- Thomas Edison's first successful incandescent lamp (light bulb) used a filamentmade of carbonized bamboo. It was patented in 1880. This light bulb still burns today in the Smithsonian Museum in Washington DC.
- Thomas Edison also used bamboo as rebar for the reinforcement of his swimming pool. To this day, the pool has never leaked.
- Alexander Graham Bell used bamboo for the first phonograph needle.
- Bamboo survived the atomic bomb at Hiroshima and provided the first re-greening after the blast in 1945.
- With a tensile strength superior to mild steel (withstands up to 52,000 pounds of pressure psi) and a weight-to-strength ratio surpassing that of graphite, bamboo is the strongest growing woody plant on earth. There is a suspension bridge in China 250 yards long, 9 foot wide and rests entirely on bamboo cables fastened over the water. It doesn't have a single nail or piece of iron in it. Used in ladders, scaffolding and construction, bamboo is twice as stable as oak, walnut and teak.

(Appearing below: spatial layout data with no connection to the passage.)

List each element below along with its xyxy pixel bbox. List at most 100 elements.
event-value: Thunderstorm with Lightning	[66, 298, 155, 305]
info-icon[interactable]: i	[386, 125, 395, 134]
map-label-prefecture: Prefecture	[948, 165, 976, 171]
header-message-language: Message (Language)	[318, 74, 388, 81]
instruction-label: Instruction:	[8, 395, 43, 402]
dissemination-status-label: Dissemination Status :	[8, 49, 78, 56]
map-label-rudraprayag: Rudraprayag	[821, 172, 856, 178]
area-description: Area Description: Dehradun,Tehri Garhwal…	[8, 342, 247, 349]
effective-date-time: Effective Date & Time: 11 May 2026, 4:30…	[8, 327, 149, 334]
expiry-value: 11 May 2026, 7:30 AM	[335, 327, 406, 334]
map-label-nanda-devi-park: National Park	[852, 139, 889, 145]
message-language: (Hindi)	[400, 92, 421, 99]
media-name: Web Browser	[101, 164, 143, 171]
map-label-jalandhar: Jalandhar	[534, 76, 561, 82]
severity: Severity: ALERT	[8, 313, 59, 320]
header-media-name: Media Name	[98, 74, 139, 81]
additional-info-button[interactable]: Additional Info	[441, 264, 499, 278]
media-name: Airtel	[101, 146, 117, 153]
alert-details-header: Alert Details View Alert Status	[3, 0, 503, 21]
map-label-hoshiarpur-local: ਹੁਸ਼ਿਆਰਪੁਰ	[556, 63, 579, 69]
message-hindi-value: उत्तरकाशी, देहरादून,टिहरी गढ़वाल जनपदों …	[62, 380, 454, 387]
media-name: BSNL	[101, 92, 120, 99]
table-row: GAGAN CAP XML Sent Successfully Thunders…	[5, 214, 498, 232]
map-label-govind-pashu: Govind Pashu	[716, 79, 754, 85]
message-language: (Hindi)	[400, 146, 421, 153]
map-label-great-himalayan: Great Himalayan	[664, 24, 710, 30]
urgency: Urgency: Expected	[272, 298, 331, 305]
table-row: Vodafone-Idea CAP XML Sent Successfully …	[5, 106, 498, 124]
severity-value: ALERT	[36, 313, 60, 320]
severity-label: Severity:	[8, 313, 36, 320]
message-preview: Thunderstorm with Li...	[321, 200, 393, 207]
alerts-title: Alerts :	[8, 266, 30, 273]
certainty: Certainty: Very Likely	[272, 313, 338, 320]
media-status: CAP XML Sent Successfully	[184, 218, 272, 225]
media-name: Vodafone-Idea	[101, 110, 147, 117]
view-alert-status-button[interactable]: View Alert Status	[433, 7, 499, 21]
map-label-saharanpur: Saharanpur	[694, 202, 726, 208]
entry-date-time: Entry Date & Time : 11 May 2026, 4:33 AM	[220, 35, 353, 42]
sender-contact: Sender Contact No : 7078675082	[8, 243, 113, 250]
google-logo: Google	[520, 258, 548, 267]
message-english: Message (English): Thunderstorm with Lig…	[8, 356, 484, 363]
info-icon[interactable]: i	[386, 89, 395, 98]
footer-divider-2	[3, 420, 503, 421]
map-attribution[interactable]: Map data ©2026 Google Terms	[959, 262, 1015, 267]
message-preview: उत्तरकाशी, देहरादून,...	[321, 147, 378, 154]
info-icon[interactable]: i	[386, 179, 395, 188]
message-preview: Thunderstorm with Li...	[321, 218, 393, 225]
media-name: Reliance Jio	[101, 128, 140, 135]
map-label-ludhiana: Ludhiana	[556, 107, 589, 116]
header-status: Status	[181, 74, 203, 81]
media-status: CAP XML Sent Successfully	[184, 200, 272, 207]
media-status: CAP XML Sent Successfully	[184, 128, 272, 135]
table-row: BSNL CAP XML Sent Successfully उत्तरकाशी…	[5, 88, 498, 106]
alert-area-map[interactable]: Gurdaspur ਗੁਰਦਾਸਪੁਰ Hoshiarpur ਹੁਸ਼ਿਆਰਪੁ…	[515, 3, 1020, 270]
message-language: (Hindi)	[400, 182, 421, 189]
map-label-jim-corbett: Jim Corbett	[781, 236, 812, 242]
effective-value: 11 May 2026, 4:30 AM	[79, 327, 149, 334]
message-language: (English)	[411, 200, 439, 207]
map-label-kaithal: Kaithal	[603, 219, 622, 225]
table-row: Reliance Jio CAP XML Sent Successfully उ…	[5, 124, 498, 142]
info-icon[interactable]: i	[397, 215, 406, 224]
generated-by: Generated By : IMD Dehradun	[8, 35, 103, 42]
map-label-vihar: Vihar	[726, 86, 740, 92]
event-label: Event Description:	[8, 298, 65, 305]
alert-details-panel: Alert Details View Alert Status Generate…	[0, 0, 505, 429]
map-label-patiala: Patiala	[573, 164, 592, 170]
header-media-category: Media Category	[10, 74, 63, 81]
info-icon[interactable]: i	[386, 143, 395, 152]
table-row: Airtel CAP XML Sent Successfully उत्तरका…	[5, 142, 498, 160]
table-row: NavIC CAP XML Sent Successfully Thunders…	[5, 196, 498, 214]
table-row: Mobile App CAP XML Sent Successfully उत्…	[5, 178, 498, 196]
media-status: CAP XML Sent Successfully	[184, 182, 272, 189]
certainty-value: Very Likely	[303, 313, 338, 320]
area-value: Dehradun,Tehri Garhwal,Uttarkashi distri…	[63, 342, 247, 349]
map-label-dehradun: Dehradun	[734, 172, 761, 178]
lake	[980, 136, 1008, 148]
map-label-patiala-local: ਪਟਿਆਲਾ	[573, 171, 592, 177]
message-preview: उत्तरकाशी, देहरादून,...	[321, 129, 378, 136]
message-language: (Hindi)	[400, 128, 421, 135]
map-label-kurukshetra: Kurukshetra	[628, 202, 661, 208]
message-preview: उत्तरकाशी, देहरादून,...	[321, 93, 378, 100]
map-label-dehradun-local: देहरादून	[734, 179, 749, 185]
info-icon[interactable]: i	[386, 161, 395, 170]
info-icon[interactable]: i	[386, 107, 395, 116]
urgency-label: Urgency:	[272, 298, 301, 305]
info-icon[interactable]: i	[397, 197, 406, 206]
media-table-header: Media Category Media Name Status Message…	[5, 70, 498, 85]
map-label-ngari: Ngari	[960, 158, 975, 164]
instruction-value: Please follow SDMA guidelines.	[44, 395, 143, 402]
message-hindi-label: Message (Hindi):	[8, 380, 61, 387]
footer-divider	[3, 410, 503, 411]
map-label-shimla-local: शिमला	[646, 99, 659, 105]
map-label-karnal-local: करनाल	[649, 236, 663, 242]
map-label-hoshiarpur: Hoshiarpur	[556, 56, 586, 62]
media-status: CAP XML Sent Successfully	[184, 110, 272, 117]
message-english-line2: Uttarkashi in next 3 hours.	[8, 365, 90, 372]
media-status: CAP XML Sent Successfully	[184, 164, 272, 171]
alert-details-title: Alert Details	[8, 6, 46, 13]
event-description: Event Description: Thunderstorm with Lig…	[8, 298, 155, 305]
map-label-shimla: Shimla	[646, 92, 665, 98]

- Bamboo is the fastest growing plant on this planet and provides the best canopy for the greening of degraded lands. (Some species of Bamboo grow as much as 4 feet a day). Its stands release 35% more oxygen than equivalent stands of trees. Bamboo can also lower light intensity and protects against ultraviolet rays.
- Bamboo has thousands of uses including airplane "skins", aphrodisiacs, blinds, brushes, crafts, desalination filters, diesel fuel, fly-fishing poles, flooring, food, furniture, medicine, musical instruments, ornaments, paper, rope, scaffolding, umbrellas, walking sticks, wind chimes and many, many, more.
- Bamboo is harvested and replenished with no impact to the environment. It can be selectively harvested annually and is capable of complete regeneration without need to replant. Bamboo is an enduring natural resource and provides income, food, and housing to over 2.2 billion people worldwide.